I remember seeing a published study in the years just after I stopped believing in soulmates.  It said that people who were in arranged marriages had far greater marital satisfaction than people who chose their own mates.  It’s hard for us in the Global West to believe such a claim.  We think freedom is always best, including the freedom to choose one’s own spouse.  But as I thought about it, it made sense.  A man in an arranged marriage knows that he is stuck with this woman, so he might as well learn to love her for who she is.  He has no reason to compare her to some mythical person who meets all his needs; he went into the relationship without those overly romantic expectations.  So whereas the American model leaves him thinking, “My soulmate is out there somewhere.  I just married the wrong person,” his actual situation leaves him with one viable option: Love the one he has.  And build something beautiful with her.

I’m not arguing that we should begin arranging marriages for our kids (although as a Dad, the idea is appealing).   But here’s what I am saying:

If you’re not married, choosing the right person to marry is crucial.  A life of singleness is not an empty life (see 1 Corinthians 7, where Paul calls his singleness a gift), and is far better than marrying someone for the wrong reasons.  Before you marry, ask yourself, “Does he/she make me a better person?”  From a Christian perspective, that means “Does he/she draw me closer to Christ, and to becoming the person He is trying to create in me?”  Ask someone who knows you well that same question–your parents or a close friend who will definitely tell you the truth.  If the answer is no, walk away.  If the answer is yes, and you choose to marry…it will still be hard work!  I absolutely married the right person, and it has still been incredibly difficult!  But the work will be so very worth it.

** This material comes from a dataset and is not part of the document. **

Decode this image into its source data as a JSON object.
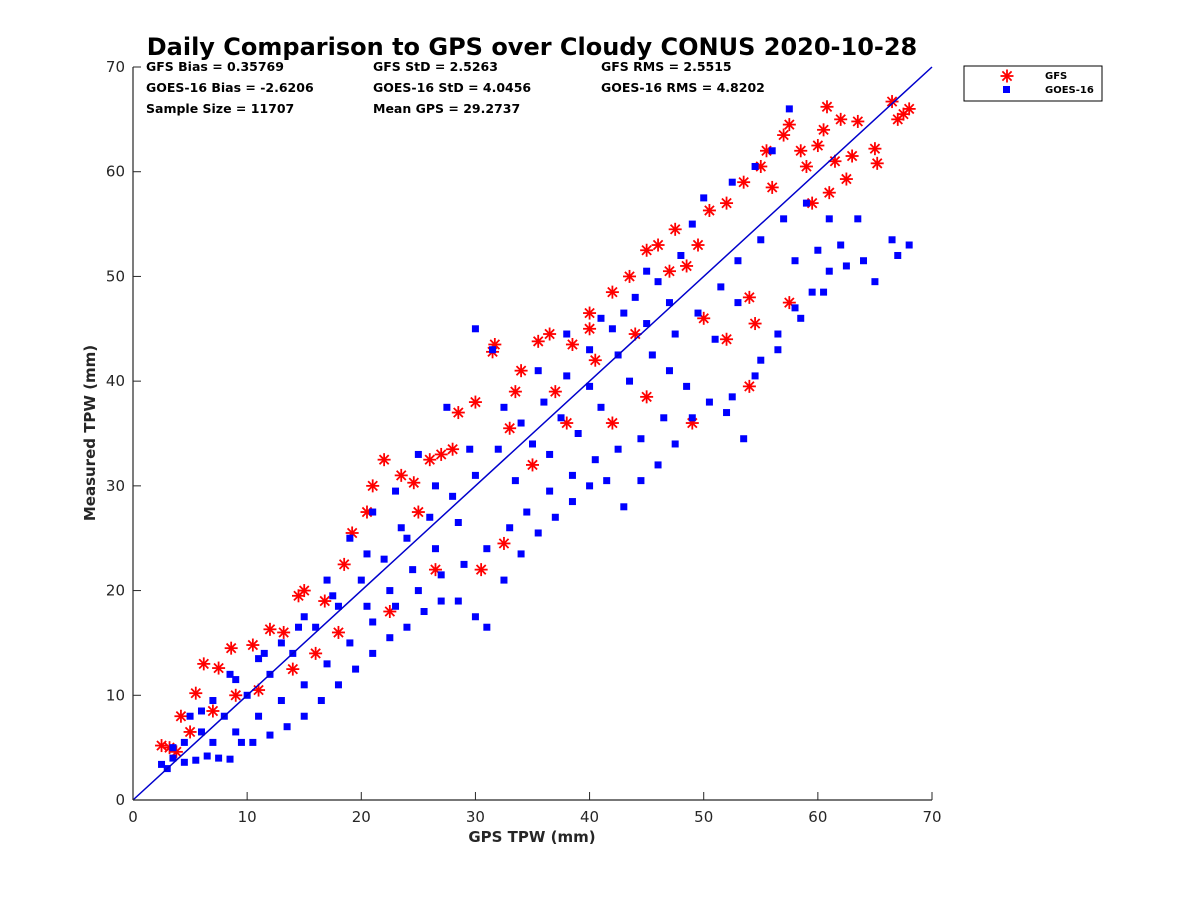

If you are married, there is a person God has in mind for you to love, to believe in, to support, to pray for, to seek to please, and to enjoy completely.  That person is the person to whom you are currently married. If you are unhappy in your marriage, unless you are being abused by your spouse, leaving them won’t bring you the happiness you yearn for. Ask God to help you love them as they are, to love them as He does.  In other words, ask God to help you love your spouse the way He already loves you…He sees all the flaws, but He chooses to love you anyway.  In fact, against all the odds, He delights in you.  And He can produce that kind of love in your marriage, too.  Give Him that chance…and then go to work building something beautiful.